Voluntary input tax adjustments
The voluntary adjustment is made on the VAT201 return, so the calculation seems to be the starting point to the enquiry. Section 16(1) of the VAT Act states that the tax payable by a vendor shall be calculated by him in accordance with the provisions of this section …
Section 16(3)(a)(i) VAT Act then also provides (own emphasis):
Subject to the provisions of subsection (2) of this section and the provisions of section 15 and 17, the amount of tax payable in respect of a tax period shall be calculated by deducting from the sum of the amounts of output tax of the vendor which are attributable to that period …, the following amounts –
… the amounts of input tax –
(i) In respect of supplies of goods and services … made to the vendor during that tax period.

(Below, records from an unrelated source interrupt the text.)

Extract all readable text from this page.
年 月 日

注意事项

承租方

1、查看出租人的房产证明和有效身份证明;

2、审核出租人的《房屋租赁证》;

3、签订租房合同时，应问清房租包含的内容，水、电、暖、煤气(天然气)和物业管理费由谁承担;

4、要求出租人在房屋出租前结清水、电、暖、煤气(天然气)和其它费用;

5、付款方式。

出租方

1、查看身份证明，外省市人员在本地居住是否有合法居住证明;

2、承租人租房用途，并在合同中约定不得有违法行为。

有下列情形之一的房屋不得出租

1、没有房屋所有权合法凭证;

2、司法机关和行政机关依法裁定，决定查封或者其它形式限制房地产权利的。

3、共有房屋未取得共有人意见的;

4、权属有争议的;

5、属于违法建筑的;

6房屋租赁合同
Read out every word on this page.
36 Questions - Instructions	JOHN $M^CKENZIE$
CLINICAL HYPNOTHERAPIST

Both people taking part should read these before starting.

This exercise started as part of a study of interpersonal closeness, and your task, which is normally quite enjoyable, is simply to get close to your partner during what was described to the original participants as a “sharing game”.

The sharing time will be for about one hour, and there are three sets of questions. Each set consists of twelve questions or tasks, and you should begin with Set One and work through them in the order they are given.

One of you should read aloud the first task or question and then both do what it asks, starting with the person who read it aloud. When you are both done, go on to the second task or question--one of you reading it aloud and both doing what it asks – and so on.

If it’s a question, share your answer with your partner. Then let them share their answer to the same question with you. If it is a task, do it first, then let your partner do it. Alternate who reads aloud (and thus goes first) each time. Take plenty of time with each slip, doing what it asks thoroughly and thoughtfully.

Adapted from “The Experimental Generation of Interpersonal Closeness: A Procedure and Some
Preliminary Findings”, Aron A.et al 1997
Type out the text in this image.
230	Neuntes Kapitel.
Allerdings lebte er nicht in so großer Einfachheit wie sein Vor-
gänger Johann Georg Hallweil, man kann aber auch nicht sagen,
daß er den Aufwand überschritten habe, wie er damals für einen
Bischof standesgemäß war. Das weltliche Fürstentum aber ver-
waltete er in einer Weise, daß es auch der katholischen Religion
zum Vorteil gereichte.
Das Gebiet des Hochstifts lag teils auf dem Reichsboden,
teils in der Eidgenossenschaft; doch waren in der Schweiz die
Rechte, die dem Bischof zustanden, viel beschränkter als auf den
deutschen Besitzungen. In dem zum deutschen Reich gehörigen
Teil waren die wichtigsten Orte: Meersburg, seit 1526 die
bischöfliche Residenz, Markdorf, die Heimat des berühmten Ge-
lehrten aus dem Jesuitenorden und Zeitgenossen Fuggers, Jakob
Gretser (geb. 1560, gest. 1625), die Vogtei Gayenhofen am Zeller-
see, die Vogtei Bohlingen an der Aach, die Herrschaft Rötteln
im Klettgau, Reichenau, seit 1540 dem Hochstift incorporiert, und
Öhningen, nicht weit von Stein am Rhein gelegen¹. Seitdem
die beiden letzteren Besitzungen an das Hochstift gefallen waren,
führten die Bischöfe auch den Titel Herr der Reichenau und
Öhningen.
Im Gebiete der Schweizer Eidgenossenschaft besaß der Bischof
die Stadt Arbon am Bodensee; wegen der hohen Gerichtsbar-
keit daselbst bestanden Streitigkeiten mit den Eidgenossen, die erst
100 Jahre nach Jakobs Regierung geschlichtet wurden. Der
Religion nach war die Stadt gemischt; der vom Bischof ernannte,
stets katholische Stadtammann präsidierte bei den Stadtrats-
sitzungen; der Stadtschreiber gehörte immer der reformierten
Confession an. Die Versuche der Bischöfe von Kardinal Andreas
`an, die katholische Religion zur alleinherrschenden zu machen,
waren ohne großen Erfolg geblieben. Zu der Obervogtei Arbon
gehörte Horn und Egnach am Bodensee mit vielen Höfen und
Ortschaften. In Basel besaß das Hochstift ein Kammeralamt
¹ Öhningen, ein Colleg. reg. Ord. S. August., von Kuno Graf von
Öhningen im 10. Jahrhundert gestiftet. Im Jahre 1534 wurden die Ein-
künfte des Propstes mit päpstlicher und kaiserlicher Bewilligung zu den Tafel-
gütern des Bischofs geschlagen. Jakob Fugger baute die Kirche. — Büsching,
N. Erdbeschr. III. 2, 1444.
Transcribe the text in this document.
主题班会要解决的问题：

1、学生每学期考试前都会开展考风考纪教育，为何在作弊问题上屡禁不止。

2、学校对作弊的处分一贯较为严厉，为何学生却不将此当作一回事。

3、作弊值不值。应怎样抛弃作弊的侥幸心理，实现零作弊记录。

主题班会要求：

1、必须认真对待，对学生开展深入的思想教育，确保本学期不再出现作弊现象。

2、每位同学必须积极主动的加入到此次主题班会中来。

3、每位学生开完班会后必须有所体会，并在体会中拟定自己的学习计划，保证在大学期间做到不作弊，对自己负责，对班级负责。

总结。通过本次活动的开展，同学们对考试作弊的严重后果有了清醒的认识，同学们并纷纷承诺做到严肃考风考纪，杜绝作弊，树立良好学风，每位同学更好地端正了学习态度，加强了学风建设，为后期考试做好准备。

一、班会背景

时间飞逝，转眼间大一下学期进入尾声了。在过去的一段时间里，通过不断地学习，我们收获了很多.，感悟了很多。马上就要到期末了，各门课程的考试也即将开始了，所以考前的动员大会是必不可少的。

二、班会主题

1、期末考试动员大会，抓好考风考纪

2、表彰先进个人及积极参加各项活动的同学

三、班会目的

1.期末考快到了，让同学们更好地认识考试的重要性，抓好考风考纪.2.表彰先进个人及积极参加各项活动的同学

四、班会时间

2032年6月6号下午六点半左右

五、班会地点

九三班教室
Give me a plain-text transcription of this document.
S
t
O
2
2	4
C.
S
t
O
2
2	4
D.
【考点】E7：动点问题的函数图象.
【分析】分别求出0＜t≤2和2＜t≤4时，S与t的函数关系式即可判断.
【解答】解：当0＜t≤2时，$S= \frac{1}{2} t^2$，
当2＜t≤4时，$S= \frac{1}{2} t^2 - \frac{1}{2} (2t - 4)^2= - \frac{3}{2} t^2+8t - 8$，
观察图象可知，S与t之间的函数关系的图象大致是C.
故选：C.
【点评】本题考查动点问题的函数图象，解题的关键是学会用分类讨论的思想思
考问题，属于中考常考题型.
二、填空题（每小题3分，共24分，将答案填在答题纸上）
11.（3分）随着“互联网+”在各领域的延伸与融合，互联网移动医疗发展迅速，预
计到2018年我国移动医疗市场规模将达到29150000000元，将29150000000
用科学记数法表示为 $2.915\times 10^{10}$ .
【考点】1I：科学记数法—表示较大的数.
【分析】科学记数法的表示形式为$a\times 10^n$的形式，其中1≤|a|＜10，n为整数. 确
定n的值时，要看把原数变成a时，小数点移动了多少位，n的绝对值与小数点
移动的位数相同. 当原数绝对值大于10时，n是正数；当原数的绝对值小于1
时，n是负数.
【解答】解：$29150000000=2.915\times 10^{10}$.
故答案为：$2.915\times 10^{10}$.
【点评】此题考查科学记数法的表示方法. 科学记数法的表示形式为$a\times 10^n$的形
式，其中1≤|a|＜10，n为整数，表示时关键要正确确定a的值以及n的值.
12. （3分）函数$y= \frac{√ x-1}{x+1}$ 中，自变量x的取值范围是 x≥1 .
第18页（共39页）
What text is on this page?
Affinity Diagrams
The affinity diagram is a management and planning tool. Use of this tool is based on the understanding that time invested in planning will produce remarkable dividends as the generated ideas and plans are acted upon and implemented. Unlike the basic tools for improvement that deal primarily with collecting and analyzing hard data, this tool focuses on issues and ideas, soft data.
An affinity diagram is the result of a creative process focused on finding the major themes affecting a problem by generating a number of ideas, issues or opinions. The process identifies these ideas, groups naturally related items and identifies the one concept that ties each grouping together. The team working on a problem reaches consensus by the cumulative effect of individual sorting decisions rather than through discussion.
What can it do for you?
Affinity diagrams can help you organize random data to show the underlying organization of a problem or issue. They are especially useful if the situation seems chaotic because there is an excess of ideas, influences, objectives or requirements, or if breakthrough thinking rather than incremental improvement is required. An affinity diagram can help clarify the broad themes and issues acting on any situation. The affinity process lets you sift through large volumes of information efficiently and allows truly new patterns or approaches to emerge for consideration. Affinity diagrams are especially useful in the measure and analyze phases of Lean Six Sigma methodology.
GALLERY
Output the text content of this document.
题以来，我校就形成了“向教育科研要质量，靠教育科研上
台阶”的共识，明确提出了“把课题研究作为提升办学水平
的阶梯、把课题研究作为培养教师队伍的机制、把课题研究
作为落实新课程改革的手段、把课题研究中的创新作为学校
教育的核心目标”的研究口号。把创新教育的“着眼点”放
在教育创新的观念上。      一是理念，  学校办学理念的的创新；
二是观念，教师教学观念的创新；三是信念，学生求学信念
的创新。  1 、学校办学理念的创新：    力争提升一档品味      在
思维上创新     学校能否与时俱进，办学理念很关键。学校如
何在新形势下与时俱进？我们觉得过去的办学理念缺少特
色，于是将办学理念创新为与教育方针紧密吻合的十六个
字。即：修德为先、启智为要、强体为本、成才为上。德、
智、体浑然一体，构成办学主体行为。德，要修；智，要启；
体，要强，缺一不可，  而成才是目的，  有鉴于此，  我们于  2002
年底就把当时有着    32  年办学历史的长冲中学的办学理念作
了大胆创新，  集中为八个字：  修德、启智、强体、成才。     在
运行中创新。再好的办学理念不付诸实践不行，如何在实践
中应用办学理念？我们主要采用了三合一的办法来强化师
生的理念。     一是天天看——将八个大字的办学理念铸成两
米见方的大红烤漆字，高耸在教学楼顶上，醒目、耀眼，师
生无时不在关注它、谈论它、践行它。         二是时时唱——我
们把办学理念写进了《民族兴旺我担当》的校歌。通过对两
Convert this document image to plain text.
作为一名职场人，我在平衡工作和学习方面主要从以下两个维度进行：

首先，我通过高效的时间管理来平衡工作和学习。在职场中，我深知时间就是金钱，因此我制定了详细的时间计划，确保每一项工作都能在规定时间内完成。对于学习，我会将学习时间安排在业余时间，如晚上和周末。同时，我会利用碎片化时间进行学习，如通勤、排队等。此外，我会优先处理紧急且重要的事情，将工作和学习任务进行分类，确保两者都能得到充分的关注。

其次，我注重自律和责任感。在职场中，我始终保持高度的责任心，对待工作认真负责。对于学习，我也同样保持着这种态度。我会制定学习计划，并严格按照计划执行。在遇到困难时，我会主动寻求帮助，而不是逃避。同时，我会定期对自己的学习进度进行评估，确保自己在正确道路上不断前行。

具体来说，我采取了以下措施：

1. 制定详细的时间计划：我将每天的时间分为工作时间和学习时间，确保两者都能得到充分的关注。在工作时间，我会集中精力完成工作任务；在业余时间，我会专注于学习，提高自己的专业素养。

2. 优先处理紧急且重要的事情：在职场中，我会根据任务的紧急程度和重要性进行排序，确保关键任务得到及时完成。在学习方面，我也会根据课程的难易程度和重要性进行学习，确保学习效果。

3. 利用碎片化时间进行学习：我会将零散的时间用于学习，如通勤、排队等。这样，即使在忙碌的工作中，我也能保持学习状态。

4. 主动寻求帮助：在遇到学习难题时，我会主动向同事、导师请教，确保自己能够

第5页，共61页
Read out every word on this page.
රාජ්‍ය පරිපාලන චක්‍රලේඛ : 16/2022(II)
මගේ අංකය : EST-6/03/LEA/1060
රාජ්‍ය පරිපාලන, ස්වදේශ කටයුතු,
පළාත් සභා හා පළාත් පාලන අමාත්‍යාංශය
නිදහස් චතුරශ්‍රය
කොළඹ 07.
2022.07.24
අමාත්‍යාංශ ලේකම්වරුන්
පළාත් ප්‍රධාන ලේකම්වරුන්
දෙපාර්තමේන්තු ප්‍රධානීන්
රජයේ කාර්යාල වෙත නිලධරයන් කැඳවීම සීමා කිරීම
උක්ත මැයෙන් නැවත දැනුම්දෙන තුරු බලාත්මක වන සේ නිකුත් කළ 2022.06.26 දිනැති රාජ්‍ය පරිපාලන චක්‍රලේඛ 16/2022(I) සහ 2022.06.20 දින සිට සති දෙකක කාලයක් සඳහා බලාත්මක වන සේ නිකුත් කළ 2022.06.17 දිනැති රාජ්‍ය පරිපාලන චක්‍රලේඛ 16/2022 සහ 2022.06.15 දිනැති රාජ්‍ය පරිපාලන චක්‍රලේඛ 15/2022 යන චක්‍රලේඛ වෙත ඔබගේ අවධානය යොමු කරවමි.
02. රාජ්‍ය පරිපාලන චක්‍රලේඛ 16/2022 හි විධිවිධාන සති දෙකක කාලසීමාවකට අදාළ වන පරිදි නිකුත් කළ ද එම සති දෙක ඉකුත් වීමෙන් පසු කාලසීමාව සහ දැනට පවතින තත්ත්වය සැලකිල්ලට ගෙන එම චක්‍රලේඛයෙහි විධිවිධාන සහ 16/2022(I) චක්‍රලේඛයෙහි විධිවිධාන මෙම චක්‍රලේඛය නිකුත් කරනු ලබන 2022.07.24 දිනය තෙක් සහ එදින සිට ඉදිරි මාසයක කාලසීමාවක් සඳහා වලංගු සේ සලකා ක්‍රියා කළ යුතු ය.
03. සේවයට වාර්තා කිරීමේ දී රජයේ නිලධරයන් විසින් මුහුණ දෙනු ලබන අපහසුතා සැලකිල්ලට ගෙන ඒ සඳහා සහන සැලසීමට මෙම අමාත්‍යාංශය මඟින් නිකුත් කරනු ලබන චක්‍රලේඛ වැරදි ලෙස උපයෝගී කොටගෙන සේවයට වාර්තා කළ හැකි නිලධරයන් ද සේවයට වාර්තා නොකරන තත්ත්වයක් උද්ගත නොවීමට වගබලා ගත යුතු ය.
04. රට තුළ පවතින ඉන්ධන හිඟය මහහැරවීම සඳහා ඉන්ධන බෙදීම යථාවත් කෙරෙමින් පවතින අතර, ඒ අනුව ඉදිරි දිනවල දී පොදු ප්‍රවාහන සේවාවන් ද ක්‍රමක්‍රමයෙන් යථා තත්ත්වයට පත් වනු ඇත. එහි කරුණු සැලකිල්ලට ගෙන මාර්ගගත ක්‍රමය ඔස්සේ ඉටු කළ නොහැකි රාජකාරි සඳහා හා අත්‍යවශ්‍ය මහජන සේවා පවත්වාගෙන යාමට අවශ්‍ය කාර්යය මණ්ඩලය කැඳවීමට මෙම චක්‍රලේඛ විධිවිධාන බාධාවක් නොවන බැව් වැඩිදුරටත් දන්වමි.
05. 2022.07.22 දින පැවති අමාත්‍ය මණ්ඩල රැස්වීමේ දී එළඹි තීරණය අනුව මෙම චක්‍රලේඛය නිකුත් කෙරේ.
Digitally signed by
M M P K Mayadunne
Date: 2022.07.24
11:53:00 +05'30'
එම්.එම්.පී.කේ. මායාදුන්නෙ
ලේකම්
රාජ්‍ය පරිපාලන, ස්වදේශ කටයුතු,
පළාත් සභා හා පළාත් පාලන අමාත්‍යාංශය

So, it would seem on the face of it that on the normal parlance of the law that output tax and input tax shall be reckoned in the tax period that they occur. Therefore, if this is the only governing law then the practice of VAT refund rolling cannot be legally achieved as the inputs are set off voluntarily in subsequent periods.
This is not the end of the matter, however.
The first proviso to section 16(3) states (own emphasis):
Provided that –
(i) Where any vendor is entitled under the proceeding provisions of this subsection to deduct any amount in respect of any period from the said sum, the vendor may deduct that amount from the amount of output tax attributable to a later tax period which ends no later than 5 years after the tax period during which –
(aa) The tax invoice for that supply should have been issued as contemplated in section 20(1) …
The proviso clearly seems to provide a discretion to the vendor to deduct the input tax from the output in a later period, thus allowing refund rolling. In principle, SARS should have no qualms as the fiscus actually financially benefits from this practice and should disappear once refunds are paid timeously.
Percentage on aggregate vs specific invoice inputs
The second question that arises is whether both methods, either being a percentage of total inputs or an aggregate specific input per invoice, would be acceptable in law as the deferred amount.
In this regard section 16(3)(a)(i) VAT Act refers to ‘the amounts of input tax – (i) in respect of supplies of good and services’. Arguably this denotes the input tax on the goods and services collectively. Though many may argue that the scheme of VAT is input per invoice, as it is the context and the preferred interpretation.
A further hurdle to the percentage basis is that of discharging the onus of which specific inputs were deferred and providing SARS with those specific invoices. Though a retrospective reconciliation may be possible, it would administratively burdensome to compile an exact percentage amount. For example, if the total inputs were R100 and 20% was deferred (that is, R20), then if none of the invoices is exactly R20, with the least R10 and the second R12, then it would be difficult convincing SARS that only part of the R10 or R12 invoice was deferred and no double claim in the subsequent period existed. Invariable the R10 invoice may have to be forfeited as a reconciling difference.
In conclusion, it would seem that the rolling of VAT refunds is in fact allowed by law but that vendors should at least apply the specifically identified invoice method and not a percentage basis. The former methods make it easier to track specific input amounts and reference them to specific invoices, allaying SARS fears of any abuse or double counting. Vendors are however warned that this practice may still raise concerns at SARS and trigger unwanted audits − the very thing some vendors were trying to avoid by decreasing refund amounts.
Pieter Faber is a SAICA Senior Executive in Taxation.